① UCCISIONE DI ANIMALI (art. 544-bis)
→ per crudeltà o senza necessità;
→ delitto a forma libera, anche in forma omissiva;

② MALTRATTAMENTO DI ANIMALI (art. 544-ter)


→ per crudeltà o senza necessità;
→ delitto di evento (“cagiona la lesione”) a forma libera;
→ aggravante: morte (non voluta);

③ SPETTACOLI O MANIFESTAZIONI VIETATI (art. 544-quater)


→ sevizie o strazio per gli animali
→ non trova applicazione rispetto a manifestazioni storiche o culturali autorizzate (es. Palio di Siena);

④ DIVIETO DI COMBATTIMENTI TRA ANIMALI (art. 544-quinquies)

Il rinvio alla fonte regionale dimostra la relatività anche geografica del sentimento per gli animali: ciò che
costituisce reato in determinati luoghi è lecito in altri.
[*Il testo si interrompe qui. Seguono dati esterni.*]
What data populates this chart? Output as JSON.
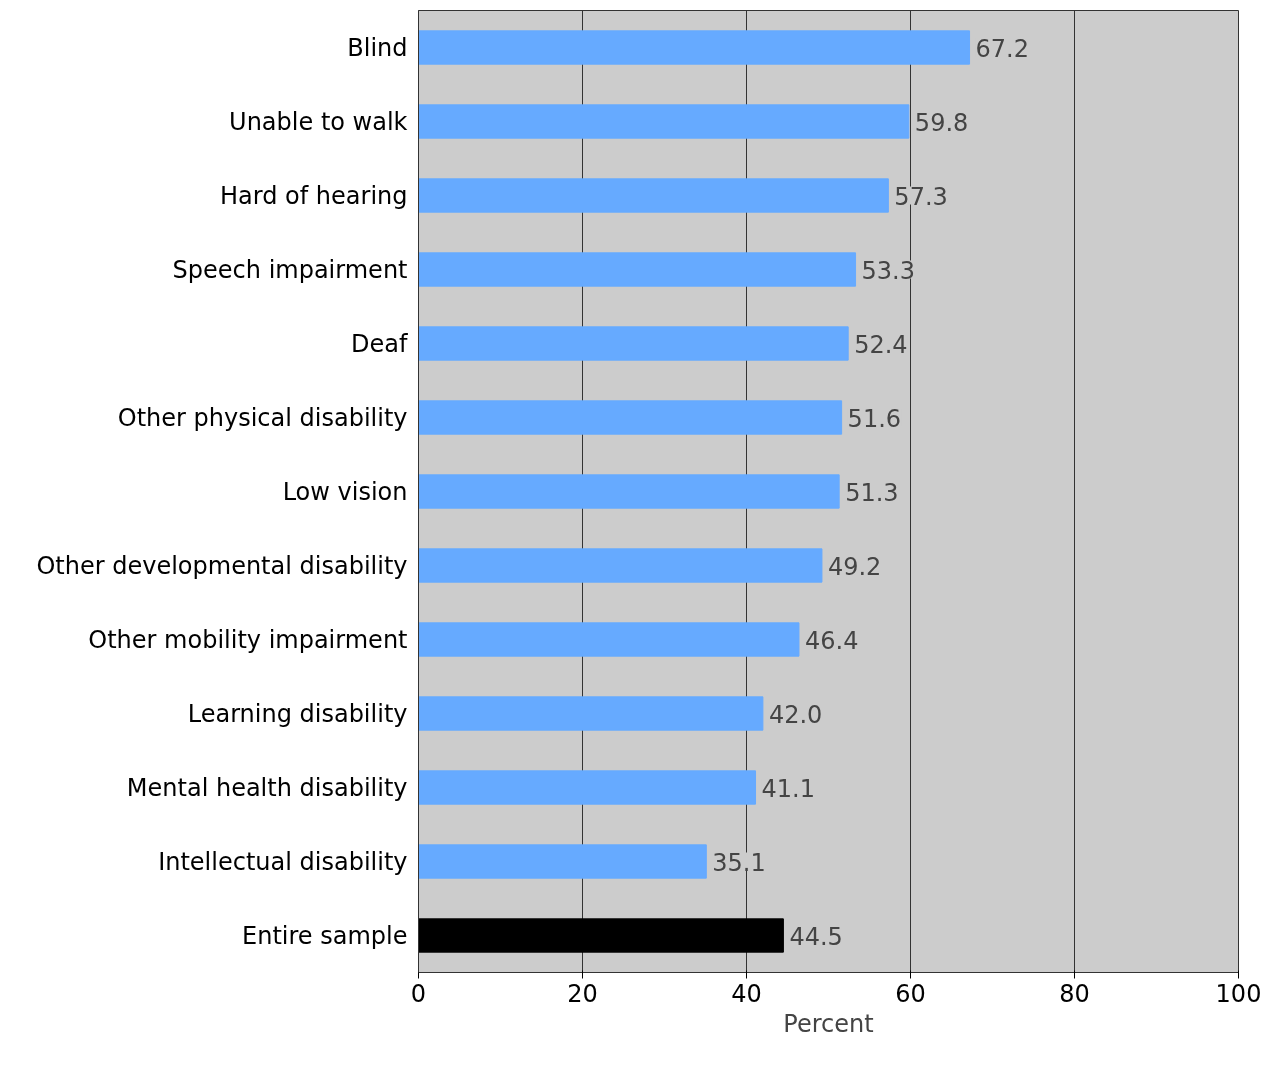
{
  "chart_data": {
    "type": "bar",
    "orientation": "horizontal",
    "xlabel": "Percent",
    "categories": [
      "Blind",
      "Unable to walk",
      "Hard of hearing",
      "Speech impairment",
      "Deaf",
      "Other physical disability",
      "Low vision",
      "Other developmental disability",
      "Other mobility impairment",
      "Learning disability",
      "Mental health disability",
      "Intellectual disability",
      "Entire sample"
    ],
    "values": [
      67.2,
      59.8,
      57.3,
      53.3,
      52.4,
      51.6,
      51.3,
      49.2,
      46.4,
      42.0,
      41.1,
      35.1,
      44.5
    ],
    "colors": [
      "#66aaff",
      "#66aaff",
      "#66aaff",
      "#66aaff",
      "#66aaff",
      "#66aaff",
      "#66aaff",
      "#66aaff",
      "#66aaff",
      "#66aaff",
      "#66aaff",
      "#66aaff",
      "#000000"
    ],
    "value_labels": [
      "67.2",
      "59.8",
      "57.3",
      "53.3",
      "52.4",
      "51.6",
      "51.3",
      "49.2",
      "46.4",
      "42.0",
      "41.1",
      "35.1",
      "44.5"
    ],
    "xlim": [
      0,
      100
    ],
    "xticks": [
      0,
      20,
      40,
      60,
      80,
      100
    ],
    "grid": "x"
  }
}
La tutela penale degli animali, incentrata sui delitti sopracitati, consta di due ulteriori contravvenzioni:
 ABBANDONO DI ANIMALI e DETENZIONE ILLEGITTIMA (art. 727 c. 1-2);
 UCCISIONE, CATTURA E DETENZIONE DI SPECIE ANIMALI SELVATICHE PROTETTE (art. 727-bis).

Da sottolineare il fatto che il bene giuridico tutelato non è un “interesse animale in sè”, bensì il sentimento di
compassione che gli umani provano per gli animali.